ISSOC -IS特殊作戦群-(リメイク版) 作:インフィニット・ストラトス
趣味で書き進める関係上、不定期投稿になります。予めご了承ください。
世界がおかしくなったのはいつからだろう。
おれが生まれたときは、何の変哲もない平穏な日常で、少なくともルークやウォルターも同じ状況だったと思う。
「起動コマンド。七、三、六、八、七、二」
きんっ、と、装着しているマルチフォーム・スーツから頭を通して響く、透き通るような金属音。
「〈被膜装甲〉、〈絶対防御〉、〈推進機関〉ともに問題なし。〈エネルギー残量〉、〈レーダーレベル〉問題なし──」
子気味の良いシステム音を奏で、ウィンドウを操作し、それら一つずつを丁寧に消していきながら確認作業をする。
時刻は早朝一時を過ぎたころで、天候は曇のち雨。今はステルス機の中にいるためその影響は受けないが、ぽつ……かん……と、装甲に当たる雨音が機体の中で反響・こだましている。
「──カレン、確認抜けはないか?」
「問題ない。
全システムオールグリーン、作戦に問題なし」
すると、おれを内包した戦闘服を格納し、そして禍々しいポッドと対になるように別の同機体に包まれている彼は、おれの機体にチェックの”抜け”がないか、相変わらずの抑揚のない声で話しかけてくる。
彼──ルークはおれを一瞥すると、その特徴的な長い銀髪のポニーテールを揺らして、目つきの鋭い碧眼をこちらに向けてくる。
ルーク─・アッシャーという男。
冷淡な女顔にプラチナブロンドの長髪のこの人物は、同僚であり、ついこの間、一歩先の階級に進んだ人物だ。また彼には隊長の任があり、おれにはその部隊員の任がある。
そして、そのルークとおれ達には今、共通するとある物が存在する。

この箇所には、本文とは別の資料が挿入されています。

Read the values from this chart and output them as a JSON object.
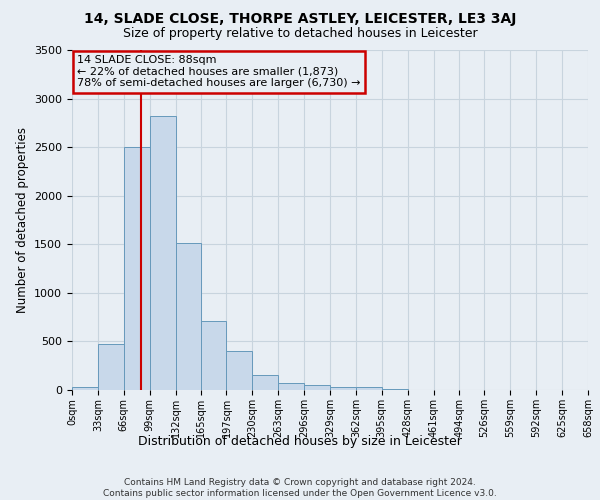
{
  "title": "14, SLADE CLOSE, THORPE ASTLEY, LEICESTER, LE3 3AJ",
  "subtitle": "Size of property relative to detached houses in Leicester",
  "xlabel": "Distribution of detached houses by size in Leicester",
  "ylabel": "Number of detached properties",
  "bin_edges": [
    0,
    33,
    66,
    99,
    132,
    165,
    197,
    230,
    263,
    296,
    329,
    362,
    395,
    428,
    461,
    494,
    526,
    559,
    592,
    625,
    658
  ],
  "bin_labels": [
    "0sqm",
    "33sqm",
    "66sqm",
    "99sqm",
    "132sqm",
    "165sqm",
    "197sqm",
    "230sqm",
    "263sqm",
    "296sqm",
    "329sqm",
    "362sqm",
    "395sqm",
    "428sqm",
    "461sqm",
    "494sqm",
    "526sqm",
    "559sqm",
    "592sqm",
    "625sqm",
    "658sqm"
  ],
  "counts": [
    30,
    470,
    2500,
    2820,
    1510,
    710,
    400,
    155,
    75,
    50,
    35,
    30,
    10,
    0,
    0,
    0,
    0,
    0,
    0,
    0
  ],
  "bar_color": "#c8d8ea",
  "bar_edge_color": "#6699bb",
  "vline_x": 88,
  "vline_color": "#cc0000",
  "ylim": [
    0,
    3500
  ],
  "yticks": [
    0,
    500,
    1000,
    1500,
    2000,
    2500,
    3000,
    3500
  ],
  "annotation_title": "14 SLADE CLOSE: 88sqm",
  "annotation_line1": "← 22% of detached houses are smaller (1,873)",
  "annotation_line2": "78% of semi-detached houses are larger (6,730) →",
  "annotation_box_edgecolor": "#cc0000",
  "grid_color": "#c8d4de",
  "background_color": "#e8eef4",
  "title_fontsize": 10,
  "subtitle_fontsize": 9,
  "footer_line1": "Contains HM Land Registry data © Crown copyright and database right 2024.",
  "footer_line2": "Contains public sector information licensed under the Open Government Licence v3.0."
}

身体に着用している人造筋肉製の黒い戦闘服もそうだが、その先にある、身体を延長するかのように装着された装甲や推進機関もそれに該当する。
──〈IS〉
正式名称を〈インフィニット・ストラトス〉というそれは、天才科学者であるタバネ・シノノノが開発した宇宙用マルチフォーム・スーツである。
だが、宇宙用とはいったものの、現在は大気圏内用として運用されるに留まっている謎の代物だ。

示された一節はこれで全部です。